Apesnya, dua hari pasca deklarasi, sosok non-kompromistis ini, langsung diberi "alert" oleh KPK. Teriakan KPK untuk Cak Imin dikonsumsi semua masyarakat Indoneisa. Teriakan KPK, hemat saya, tentu "mengubah" suasana euforia sesaat Cak Imin pasca deklarasi capres-cawapres. Teriakan KPK tak tanggung-tanggung harus dijawab segera, mengingat tiket Cak Imin mulai dicetak. Cak Imin pun, tak punya pilihan. Sebagai bacawapres, Cak Imin harus memperlihatkan gesture yang baik di depan publik. Sikap, perilaku, gesture, dan tutur kata Cak Imin mulai dicetak tebal. Sekali meleset, Cak Imin terpeleset.

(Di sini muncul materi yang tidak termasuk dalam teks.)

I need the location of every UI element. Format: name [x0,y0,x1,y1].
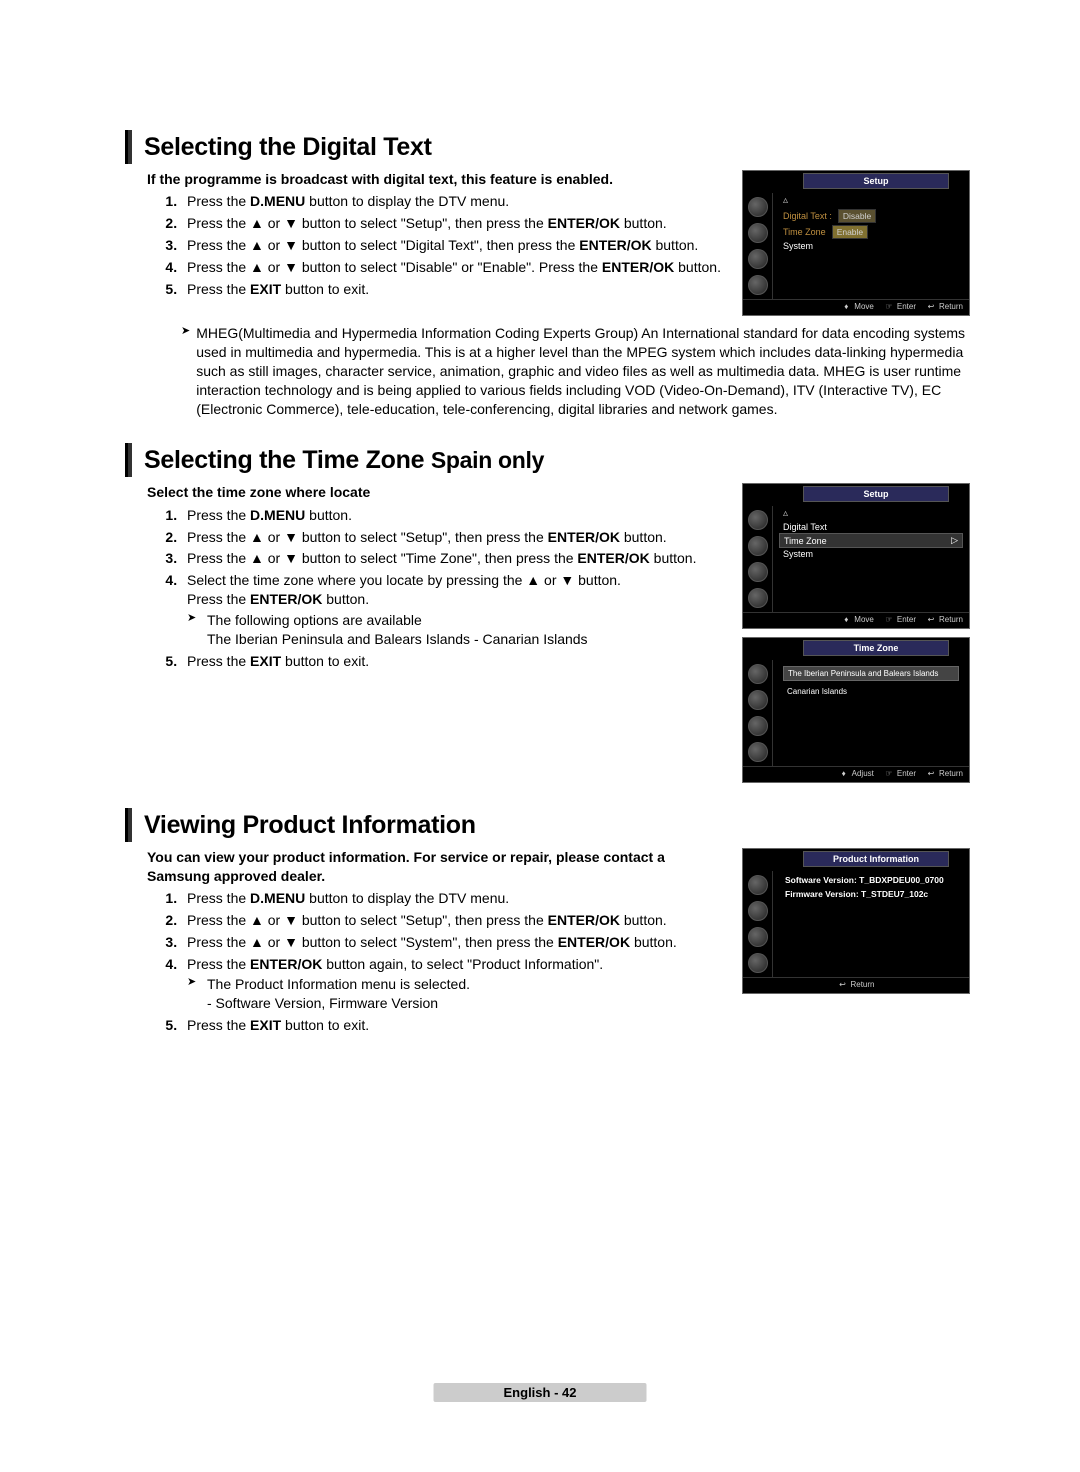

Pemanggilan Cak Imin oleh KPK memang bukan hal biasa-biasa saja. Hermeneutika kecurigaan saya, agaknya cukup sulit untuk diredam ketika jejak masalah yang di-up ke publik terkait Cak Imin, sudah terjadi 11 tahun yang lalu. Memakai logika apapun, hemat saya ini sesuatu yang extraordinary. Mantan Komisioner KPK Saut Situmorang  bahkan menilai bahwa pemanggilan Cak Imin oleh KPK sarat nuansa politis (metrotvnews.com). Modus menjelang Pemilu, kasusnya memang dicari-cari. Saut juga menilai bahwa transparansi, akuntabel, dan bebas dari intervensi politik merupakan tiga syarat pemberantasan kasus korupsi. Akan tetapi, seiring berjalannya waktu, iga syarat ini kian memudar. Selain Saut Situmorang, Mantan Ketua KPK Abraham Samad juga menilai pemanggilan Cak Imin kental muatan politis. KPK tak punya pilihan, selain memanggil Cak Imin.
Dari rentetan peristiwa ini, pertanyaan besarnya adalah "Kenapa kasus yang melibatkan Cak Imin toh baru sekarang diungkit?" Pertanyaan ini hanya bisa dijawab KPK. Menurut KPK, Surat Perintah Penyidikan (Sprindik) sudah dilayangkan pada bulan Agustus sebelum Anies-Muhaimin dideklarasikan pada Sabtu (2/9/2023). Artinya, sebelum dideklarasikan, Cak Imin sudah bisa dipanggil KPK. Jika memang Sprindik sudah dikeluarkan sejak Agustus, alasan apa yang membuat KPK menunda pemanggilan Cak Imin? Di balik semuanya ini, sekali lagi, tafsiran jauhnya, ya memang unsur politis tengah melekat. Cak Imin mungkin dipanggil untuk "memporak-poranda" jalannya peta pencalonan menuju tangga Pilpres 2024. Apa yang aneh di benak publik adalah soal rentang waktu kasus dan pemanggilan. Kasus yang terbit tahun 2012 dan terbenam tahun 2013, kini tiba-tiba terbit untuk kedua kalinya di tahun 2023.
Hemat saya, Cak Imin, saat ini seperti dikepung dua kata berbahaya: dipanggil dan dikejar. Dari rumah KPK, Cak Imin kelihatannya tengah dipanggil dan Cak Imin memenuhi panggilan. Akan tetapi, dari sisi politis, Cak Imin sebetulnya tengah dikejar, tetapi menariknya Cak Imin tak lari. Cak Imin kooperatif dan mau dimintai keterangan. Di balik semua situasi ini, pasti ada agenda tertentu yang hendak dipermainkan. Menuju kontestasi Pilpres 2024, suhu politik Tanah Air memang cukup gerah. Musim panas politik Indonesia saat ini memang tengah menguji kandidat, partai politik, dan masyarakat yang akan memilih. Pertanyaan terakhir yang mungkin bisa dibawa ke ruang refleksi kritis kita berikutnya adalah "Kenapa KPK tak memanggil Cak Imin ketika masih bergabung di Koalisi Prabowo?"